Dans mes pas à Kyôto… premier jour

Publié le par Juliette Amans

 

 

Enfin, te voilà. Rêvée, imaginée, lue. Avalés, tes moindres détails. Dévorées, chacune de tes histoires. Ancienne capitale impériale (de 794 à 1868), berceau des traditions nippones, cœur battant du pays. Théâtre de Geisha*, lu avec passion et point de départ d’une passion pour le Japon.

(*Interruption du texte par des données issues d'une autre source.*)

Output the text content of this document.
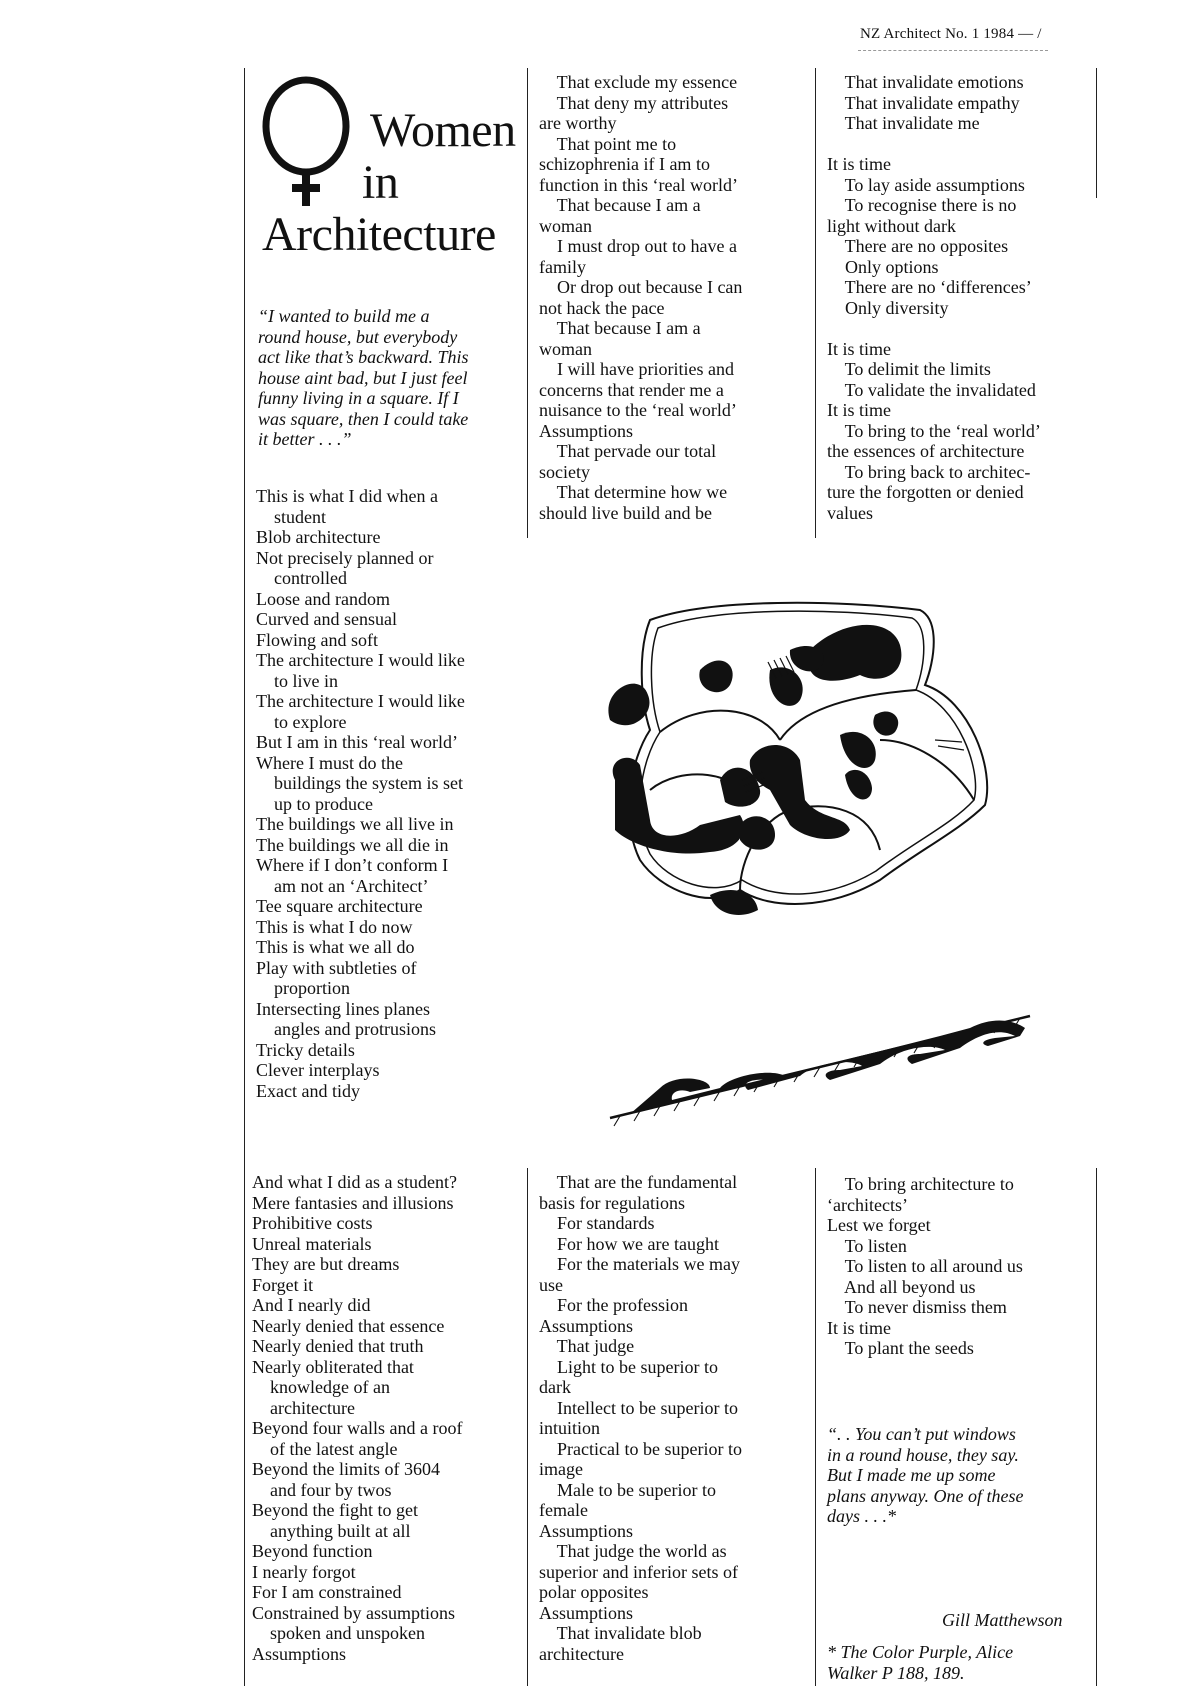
NZ Architect No. 1 1984 — /
Women
in
Architecture
“I wanted to build me a
round house, but everybody
act like that’s backward. This
house aint bad, but I just feel
funny living in a square. If I
was square, then I could take
it better . . .”
This is what I did when a
student
Blob architecture
Not precisely planned or
controlled
Loose and random
Curved and sensual
Flowing and soft
The architecture I would like
to live in
The architecture I would like
to explore
But I am in this ‘real world’
Where I must do the
buildings the system is set
up to produce
The buildings we all live in
The buildings we all die in
Where if I don’t conform I
am not an ‘Architect’
Tee square architecture
This is what I do now
This is what we all do
Play with subtleties of
proportion
Intersecting lines planes
angles and protrusions
Tricky details
Clever interplays
Exact and tidy
And what I did as a student?
Mere fantasies and illusions
Prohibitive costs
Unreal materials
They are but dreams
Forget it
And I nearly did
Nearly denied that essence
Nearly denied that truth
Nearly obliterated that
knowledge of an
architecture
Beyond four walls and a roof
of the latest angle
Beyond the limits of 3604
and four by twos
Beyond the fight to get
anything built at all
Beyond function
I nearly forgot
For I am constrained
Constrained by assumptions
spoken and unspoken
Assumptions
That exclude my essence
That deny my attributes
are worthy
That point me to
schizophrenia if I am to
function in this ‘real world’
That because I am a
woman
I must drop out to have a
family
Or drop out because I can
not hack the pace
That because I am a
woman
I will have priorities and
concerns that render me a
nuisance to the ‘real world’
Assumptions
That pervade our total
society
That determine how we
should live build and be
That are the fundamental
basis for regulations
For standards
For how we are taught
For the materials we may
use
For the profession
Assumptions
That judge
Light to be superior to
dark
Intellect to be superior to
intuition
Practical to be superior to
image
Male to be superior to
female
Assumptions
That judge the world as
superior and inferior sets of
polar opposites
Assumptions
That invalidate blob
architecture
That invalidate emotions
That invalidate empathy
That invalidate me
It is time
To lay aside assumptions
To recognise there is no
light without dark
There are no opposites
Only options
There are no ‘differences’
Only diversity
It is time
To delimit the limits
To validate the invalidated
It is time
To bring to the ‘real world’
the essences of architecture
To bring back to architec-
ture the forgotten or denied
values
To bring architecture to
‘architects’
Lest we forget
To listen
To listen to all around us
And all beyond us
To never dismiss them
It is time
To plant the seeds
“. . You can’t put windows
in a round house, they say.
But I made me up some
plans anyway. One of these
days . . .*
Gill Matthewson
* The Color Purple, Alice
Walker P 188, 189.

Kyôto. Me voilà partie à l’assaut de tes minuscules ruelles, de tes innombrables temples et sanctuaires, de tes quartiers mythiques et de tes monuments classés au patrimoine mondial de l’Unesco. Quatre jours pour te découvrir, c’est peu. Mais c’est intense, passionné, fascinant. Accrochez-vous : vous voilà à Kyôto !

 

 

 

Nord de la ville, soleil de plomb et écoliers par dizaines. En ce mois de juin, c’est la période des voyages scolaires.

 

Première visite : le Daitoku-ji, ensemble de vingt-quatre temples bouddhistes appartenant à l’école zen Rinzai, élevé en 1319 par l’empereur Go-Daigo.

 

Nous découvrons notre premier jardin japonais au sein du temple Kohô-an. Comme dans de nombreux endroits au Japon, nous pouvons déambuler au sein même de l’édifice, en découvrir salle de prière et moindre recoin, tout cela pieds nus sur les tatamis et le plancher qui craque. Les sens en éveil dans une atmosphère paisible.

 



Le Daisen-in, fondé en 1509 et classé Trésor National. Il est surtout célèbre pour son jardin sec, divisé en quatre parties entourant l’édifice. C’est l’un des plus renommé au Japon. Les étapes de la vie, l’impétuosité de la jeunesse, la sagesse de l’âge adulte et les épreuves de la vie sont représentés, symbolisés par les rochers et les fleuves de cailloux. Contemplation, méditation.

 



Le hasard nous fait découvrir le sanctuaire Kitano Tenmangû… Une jolie surprise, même si nous ne comprenons pas tout de suite où nous sommes… !

 



Plus à l’Ouest de la ville, le célèbre Pavillon d’Or, inscrit, tout comme le Mont Fuji, au patrimoine mondial de l’Humanité.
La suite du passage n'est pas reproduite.